Allerdings nur 3 € Versandkosten. Gesamtsumme sind 31,02€.

Mal sehen, ob die wirklich verschickt wird. Selbst im Silent-Mode ist die ja 37% schneller als meine aktuelle Karte. Von der P/L her, also Mehrleistung pro EURO  ,  kann man also nicht meckern.
Normalerweise bestelle ich ja nicht bei Amazon, aber dort konnte ich jetzt doch nicht widerstehen.

Falls wider erwarten doch abgebucht werden sollte, ohne das eine Karte verschickt wird, lässt sich eine Lastschrift ja innerhalb von 8 Wochen wieder zurückbuchen.


----------



## zicco93 (22. Oktober 2016)

Die Chance ist eh schon so gering dass ihr davon "euer" Exemplar bekommt, durch Leute wie den TE ist es aber halt zu 99,99% ausgeschlossen dass auch nur eine Karte verschickt wird.


----------



## Kotor (22. Oktober 2016)

In den tech. Details steht eigentlich ein USB Hub und die GK ist dazugemischt. 

AC-IUSBH-M1 - Google-Suche

kotor


----------



## Nuallan (22. Oktober 2016)

zicco93 schrieb:


> Die Chance ist eh schon so gering dass ihr davon "euer" Exemplar bekommt, durch Leute wie den TE ist es aber halt zu 99,99% ausgeschlossen dass auch nur eine Karte verschickt wird.



Ohne den TE wäre es 100% ausgeschlossen.
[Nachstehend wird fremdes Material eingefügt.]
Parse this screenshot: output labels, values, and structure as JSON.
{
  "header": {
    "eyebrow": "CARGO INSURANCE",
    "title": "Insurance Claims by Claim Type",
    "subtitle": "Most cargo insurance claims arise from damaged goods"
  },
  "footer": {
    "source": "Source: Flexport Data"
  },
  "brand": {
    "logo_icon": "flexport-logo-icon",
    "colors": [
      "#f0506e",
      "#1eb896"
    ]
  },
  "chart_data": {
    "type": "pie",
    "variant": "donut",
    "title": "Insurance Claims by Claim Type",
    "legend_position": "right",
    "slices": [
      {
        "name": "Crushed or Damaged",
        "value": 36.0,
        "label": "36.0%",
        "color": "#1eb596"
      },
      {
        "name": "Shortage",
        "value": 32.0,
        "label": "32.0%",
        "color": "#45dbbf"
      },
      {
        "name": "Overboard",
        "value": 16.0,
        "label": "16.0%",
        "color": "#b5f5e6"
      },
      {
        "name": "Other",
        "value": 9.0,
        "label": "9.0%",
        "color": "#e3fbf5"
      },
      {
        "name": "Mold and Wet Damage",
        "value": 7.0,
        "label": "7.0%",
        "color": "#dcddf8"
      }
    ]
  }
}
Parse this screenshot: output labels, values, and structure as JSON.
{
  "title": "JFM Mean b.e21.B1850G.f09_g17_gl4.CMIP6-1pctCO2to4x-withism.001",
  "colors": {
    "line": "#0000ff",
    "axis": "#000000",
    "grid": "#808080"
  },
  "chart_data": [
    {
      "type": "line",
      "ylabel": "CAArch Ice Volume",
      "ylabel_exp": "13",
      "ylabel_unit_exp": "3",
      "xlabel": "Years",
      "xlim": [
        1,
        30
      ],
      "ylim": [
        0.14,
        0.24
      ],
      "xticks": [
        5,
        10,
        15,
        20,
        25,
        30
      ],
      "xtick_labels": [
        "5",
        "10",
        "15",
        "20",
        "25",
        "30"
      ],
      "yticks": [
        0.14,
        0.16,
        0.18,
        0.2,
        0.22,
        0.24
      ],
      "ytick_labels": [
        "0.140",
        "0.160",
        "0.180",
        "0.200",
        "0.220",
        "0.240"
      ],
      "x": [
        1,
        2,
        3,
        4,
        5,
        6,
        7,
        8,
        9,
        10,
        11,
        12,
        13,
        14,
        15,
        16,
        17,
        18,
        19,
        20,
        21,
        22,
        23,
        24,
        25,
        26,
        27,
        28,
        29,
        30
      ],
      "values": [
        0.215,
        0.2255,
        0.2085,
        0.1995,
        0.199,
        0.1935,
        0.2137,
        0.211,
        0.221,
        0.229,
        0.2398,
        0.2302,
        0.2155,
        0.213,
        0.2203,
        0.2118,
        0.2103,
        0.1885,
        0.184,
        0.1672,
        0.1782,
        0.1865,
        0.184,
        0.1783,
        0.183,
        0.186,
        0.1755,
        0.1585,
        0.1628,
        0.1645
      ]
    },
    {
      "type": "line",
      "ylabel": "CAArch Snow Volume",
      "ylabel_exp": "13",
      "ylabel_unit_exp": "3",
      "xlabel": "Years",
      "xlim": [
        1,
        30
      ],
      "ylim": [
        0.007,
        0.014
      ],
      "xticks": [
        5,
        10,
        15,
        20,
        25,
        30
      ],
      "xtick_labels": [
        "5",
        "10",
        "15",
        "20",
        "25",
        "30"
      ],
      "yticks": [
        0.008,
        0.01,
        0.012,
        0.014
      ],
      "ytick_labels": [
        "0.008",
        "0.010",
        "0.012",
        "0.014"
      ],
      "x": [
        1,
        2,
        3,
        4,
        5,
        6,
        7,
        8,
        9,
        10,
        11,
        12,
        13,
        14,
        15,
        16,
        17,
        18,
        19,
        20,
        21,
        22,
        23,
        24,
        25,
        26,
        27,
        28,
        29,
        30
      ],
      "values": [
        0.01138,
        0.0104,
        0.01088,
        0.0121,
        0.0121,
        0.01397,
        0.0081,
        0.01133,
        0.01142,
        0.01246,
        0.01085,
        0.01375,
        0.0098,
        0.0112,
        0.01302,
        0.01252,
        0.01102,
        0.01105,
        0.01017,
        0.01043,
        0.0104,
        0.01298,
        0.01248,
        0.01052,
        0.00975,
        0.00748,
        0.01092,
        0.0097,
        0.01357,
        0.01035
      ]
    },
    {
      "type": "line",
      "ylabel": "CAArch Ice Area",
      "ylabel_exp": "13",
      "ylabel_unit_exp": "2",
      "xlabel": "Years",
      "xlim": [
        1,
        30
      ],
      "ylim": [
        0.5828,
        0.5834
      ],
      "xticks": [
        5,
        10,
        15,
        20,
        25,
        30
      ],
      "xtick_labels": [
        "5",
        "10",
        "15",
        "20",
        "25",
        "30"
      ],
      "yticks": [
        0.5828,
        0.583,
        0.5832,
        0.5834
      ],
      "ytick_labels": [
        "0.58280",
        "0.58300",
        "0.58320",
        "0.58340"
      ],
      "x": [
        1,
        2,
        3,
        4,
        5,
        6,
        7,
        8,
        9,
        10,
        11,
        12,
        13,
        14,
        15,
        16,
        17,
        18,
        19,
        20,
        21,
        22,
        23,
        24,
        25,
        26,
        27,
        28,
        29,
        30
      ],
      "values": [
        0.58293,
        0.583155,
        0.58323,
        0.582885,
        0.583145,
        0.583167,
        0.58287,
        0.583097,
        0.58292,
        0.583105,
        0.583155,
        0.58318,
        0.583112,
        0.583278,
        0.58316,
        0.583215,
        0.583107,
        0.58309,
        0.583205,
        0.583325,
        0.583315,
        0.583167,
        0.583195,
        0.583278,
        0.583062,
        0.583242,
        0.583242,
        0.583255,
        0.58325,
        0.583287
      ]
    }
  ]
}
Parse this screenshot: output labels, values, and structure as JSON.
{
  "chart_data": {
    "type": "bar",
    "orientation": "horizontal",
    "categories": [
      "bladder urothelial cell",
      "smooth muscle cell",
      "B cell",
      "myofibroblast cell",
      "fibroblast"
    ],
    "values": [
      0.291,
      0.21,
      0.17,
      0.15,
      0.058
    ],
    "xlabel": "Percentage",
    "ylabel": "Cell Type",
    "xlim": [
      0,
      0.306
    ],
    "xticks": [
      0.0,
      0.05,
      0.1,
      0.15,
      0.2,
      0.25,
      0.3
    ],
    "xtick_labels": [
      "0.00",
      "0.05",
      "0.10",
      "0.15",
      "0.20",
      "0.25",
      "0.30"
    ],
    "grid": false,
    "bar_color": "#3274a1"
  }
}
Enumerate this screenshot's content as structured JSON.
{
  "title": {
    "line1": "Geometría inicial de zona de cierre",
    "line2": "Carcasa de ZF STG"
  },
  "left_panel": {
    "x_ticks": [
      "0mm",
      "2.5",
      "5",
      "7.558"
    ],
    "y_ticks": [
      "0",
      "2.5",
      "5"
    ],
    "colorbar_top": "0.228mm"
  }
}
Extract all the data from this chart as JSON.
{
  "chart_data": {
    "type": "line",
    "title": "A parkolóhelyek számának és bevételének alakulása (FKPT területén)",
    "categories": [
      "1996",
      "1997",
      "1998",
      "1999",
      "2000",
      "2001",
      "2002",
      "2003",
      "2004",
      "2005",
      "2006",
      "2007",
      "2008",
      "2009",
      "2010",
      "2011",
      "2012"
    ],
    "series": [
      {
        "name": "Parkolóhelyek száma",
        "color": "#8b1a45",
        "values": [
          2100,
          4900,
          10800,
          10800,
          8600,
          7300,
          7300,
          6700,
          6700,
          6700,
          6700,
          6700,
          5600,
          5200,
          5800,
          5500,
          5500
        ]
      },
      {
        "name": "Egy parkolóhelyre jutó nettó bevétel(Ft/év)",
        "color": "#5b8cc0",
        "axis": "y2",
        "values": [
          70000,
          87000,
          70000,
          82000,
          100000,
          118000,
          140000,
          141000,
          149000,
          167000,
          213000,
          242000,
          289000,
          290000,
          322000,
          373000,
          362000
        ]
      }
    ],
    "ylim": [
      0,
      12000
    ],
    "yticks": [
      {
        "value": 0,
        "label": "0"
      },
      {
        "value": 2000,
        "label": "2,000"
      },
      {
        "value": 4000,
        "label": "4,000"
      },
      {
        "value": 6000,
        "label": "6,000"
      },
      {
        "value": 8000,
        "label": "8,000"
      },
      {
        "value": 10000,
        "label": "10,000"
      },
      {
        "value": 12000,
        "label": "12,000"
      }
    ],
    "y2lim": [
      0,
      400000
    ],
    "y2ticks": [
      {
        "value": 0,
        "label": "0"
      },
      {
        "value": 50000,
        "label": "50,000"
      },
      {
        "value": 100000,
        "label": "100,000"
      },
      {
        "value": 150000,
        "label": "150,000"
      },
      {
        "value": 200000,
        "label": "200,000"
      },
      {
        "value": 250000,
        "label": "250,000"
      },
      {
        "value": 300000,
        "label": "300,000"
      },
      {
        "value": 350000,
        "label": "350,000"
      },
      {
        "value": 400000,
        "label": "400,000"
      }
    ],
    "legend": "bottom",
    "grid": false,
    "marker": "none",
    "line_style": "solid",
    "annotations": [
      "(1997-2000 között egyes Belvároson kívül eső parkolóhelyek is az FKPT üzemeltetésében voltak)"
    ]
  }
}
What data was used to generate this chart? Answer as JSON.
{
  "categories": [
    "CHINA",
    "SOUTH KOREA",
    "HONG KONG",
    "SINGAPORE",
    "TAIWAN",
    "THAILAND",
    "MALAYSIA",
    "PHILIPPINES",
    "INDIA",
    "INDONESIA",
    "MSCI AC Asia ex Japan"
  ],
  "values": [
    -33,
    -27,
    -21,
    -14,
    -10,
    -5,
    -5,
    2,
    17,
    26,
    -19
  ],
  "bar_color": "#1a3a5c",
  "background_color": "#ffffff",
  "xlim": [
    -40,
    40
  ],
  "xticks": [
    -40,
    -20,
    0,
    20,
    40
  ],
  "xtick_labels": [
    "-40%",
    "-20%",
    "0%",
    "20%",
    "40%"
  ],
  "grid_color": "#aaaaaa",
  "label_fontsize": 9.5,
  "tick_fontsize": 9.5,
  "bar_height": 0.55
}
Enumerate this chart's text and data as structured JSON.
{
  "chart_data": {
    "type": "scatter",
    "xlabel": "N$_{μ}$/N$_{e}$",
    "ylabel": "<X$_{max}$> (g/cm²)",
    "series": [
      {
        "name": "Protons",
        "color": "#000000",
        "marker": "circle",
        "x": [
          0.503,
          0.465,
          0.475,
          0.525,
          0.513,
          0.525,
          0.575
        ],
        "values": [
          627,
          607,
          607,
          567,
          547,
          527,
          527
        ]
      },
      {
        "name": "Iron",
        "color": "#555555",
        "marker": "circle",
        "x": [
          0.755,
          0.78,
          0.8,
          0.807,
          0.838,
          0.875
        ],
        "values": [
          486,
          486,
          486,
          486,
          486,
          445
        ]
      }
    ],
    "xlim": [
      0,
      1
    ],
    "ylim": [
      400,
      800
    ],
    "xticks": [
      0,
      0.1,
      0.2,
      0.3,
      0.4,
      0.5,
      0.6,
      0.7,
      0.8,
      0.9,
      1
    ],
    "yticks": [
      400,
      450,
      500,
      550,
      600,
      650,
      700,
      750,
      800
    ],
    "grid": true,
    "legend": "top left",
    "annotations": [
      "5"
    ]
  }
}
Warum kannst du selber gedanklich ergründen..


----------



## Samstag494 (22. Oktober 2016)

DKK007 schrieb:


> Allerdings nur 3 € Versandkosten. Gesamtsumme sind 31,02€.
> 
> Mal sehen, ob die wirklich verschickt wird. Selbst im Silent-Mode ist die ja 37% schneller als meine aktuelle Karte. Von der P/L her, also Mehrleistung pro EURO  ,  kann man also nicht meckern.
> Normalerweise bestelle ich ja nicht bei Amazon, aber dort konnte ich jetzt doch nicht widerstehen.
> ...



Amazon bucht erst bei Versand ab, das wäre der "best case". Angebot ist übrigens nicht mehr verfügbar.


----------



## zicco93 (22. Oktober 2016)

Weil er ja auch die einzige Infoquelle der Menschheit ist und sowas nicht sogar manchmal auf Geizhals o.ä. gelistet wird... 
Etwas nachdenken würde sich manchmal doch lohnen, meine Aussage bezog sich lediglich auf seine 10! bestellten Exemplare. Mit dem weitersagen des "Angebots" macht er es nur etwas unwahrscheinlicher eine zu bekommen.


----------



## DKK007 (22. Oktober 2016)

zicco93 schrieb:


> Weil er ja auch die einzige Infoquelle der Menschheit ist und sowas nicht sogar manchmal auf Geizhals o.ä. gelistet wird...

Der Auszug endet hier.